Federal officials approve Miss. coastal plan
Published 11:05 pm Thursday, February 19, 2009
Federal officials have approved a plan that would provide $120 million over 4 years to help protect and restore Mississippi’s hurricane-damaged coastline and barrier islands.
The Interior Department’s Minerals Management Service announced the approval Wednesday in a news release. The plan will allow the state to submit grant proposals for projects detailed in the Coastal Impact Assistance Program, including environmental restoration, habitat creation for crabs, shrimp and juvenile fish, and wildlife rehabilitation.
Mississippi will soon be awarded $61.8 million, which represents the first two years of allocations under the four-year assistance program.
Projects can extend over seven years.
The CIAP was established by the Energy Policy Act of 2005. Mississippi is one of six states eligible to receive CIAP funds.
“It’s probably four months away for us to actually be able to spend money,” said William Walker, executive director of the Mississippi Department of Marine Resources, who joined MMS Acting Director Walter Cruickshank Wednesday in Ocean Springs to announce the funding.

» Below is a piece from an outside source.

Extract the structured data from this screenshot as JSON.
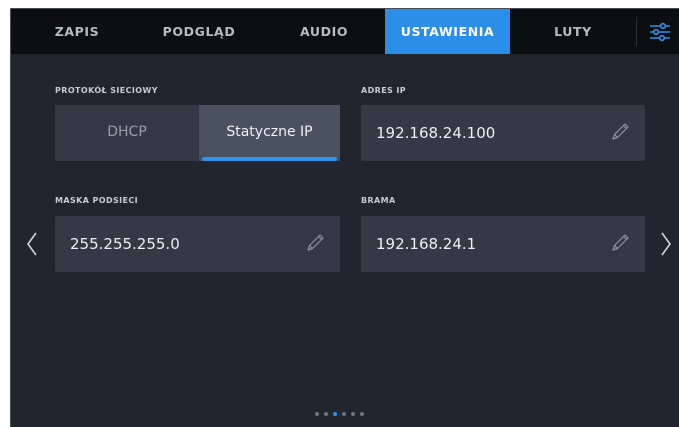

“There are also funds in there to purchase properties from willing sellers that may have seen their homes … repetitively damaged by storms,” Walker said. “We would be able to purchase those properties and convert those back into either beach or marshland.”

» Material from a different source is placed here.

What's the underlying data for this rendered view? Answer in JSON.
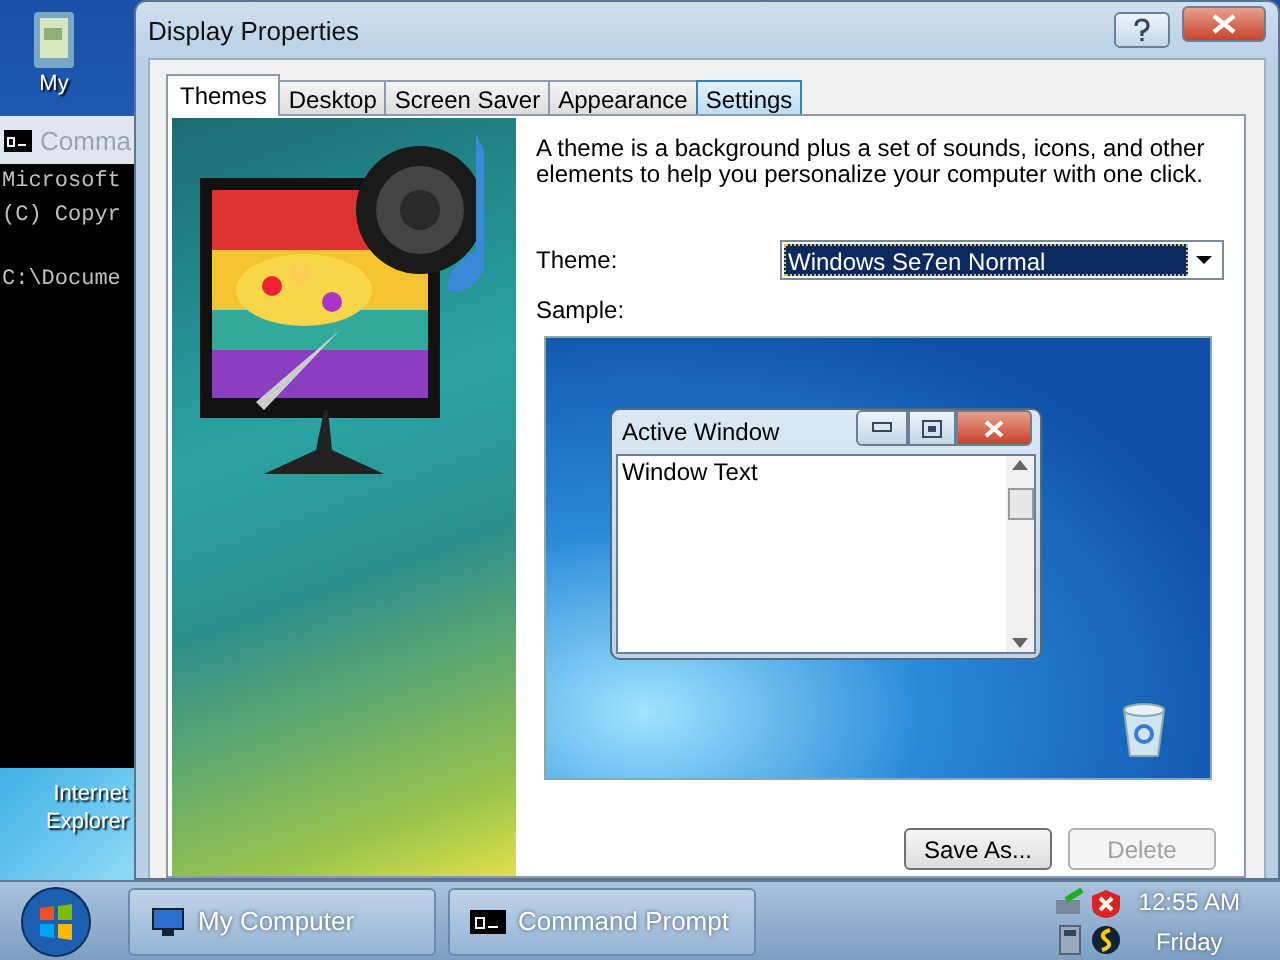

Secretary of the Interior Ken Salazar called Mississippi’s plan “strong and balanced.”
Walker said the CIAP money is helpful but not enough to fix the impact of Hurricane Katrina, which heavily damaged wetlands and beaches. Some of destruction left behind by the 2005 storm, however, can begin to be addressed through the funding, he said.
“The environmental restoration, habitat creation and even some of the buyout conversion to green spaces, beach, or marsh — some of those things are direct impacts of the storm that we are trying to fix,” Walker said. “But it is a limited amount of money when you think about the scope of Hurricane Katrina.”

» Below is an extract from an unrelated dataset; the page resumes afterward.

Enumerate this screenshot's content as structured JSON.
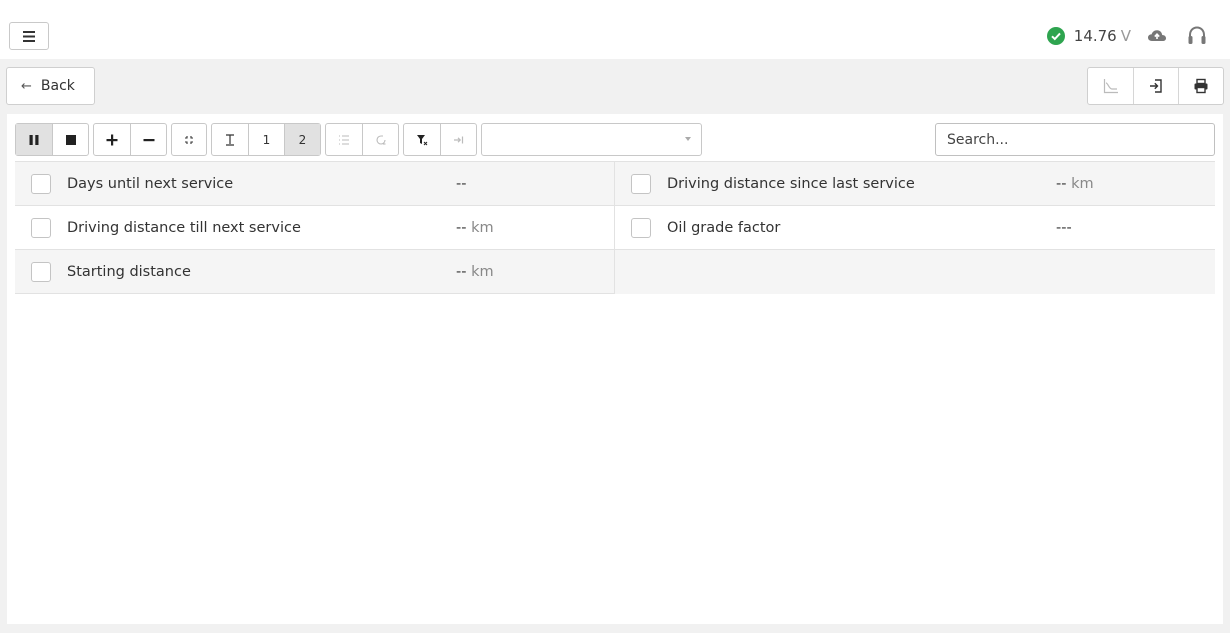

Walker said he hopes CIAP funds can soon be used along with $1.2 billion proposed by the U.S. Army Corps of Engineers for restoration of Mississippi’s coastline. The 40-year Corps plan also calls for the purchase of some 2,000 seaside properties. It has undergone a series of reviews and faces public scrutiny before being presented to Congress.
“I’m hopeful that those Corps dollars will eventually be appropriated by Congress, now that the final report is complete,” Walker said. “That’s the big pile of money that is out there to really do the restoration that we need.”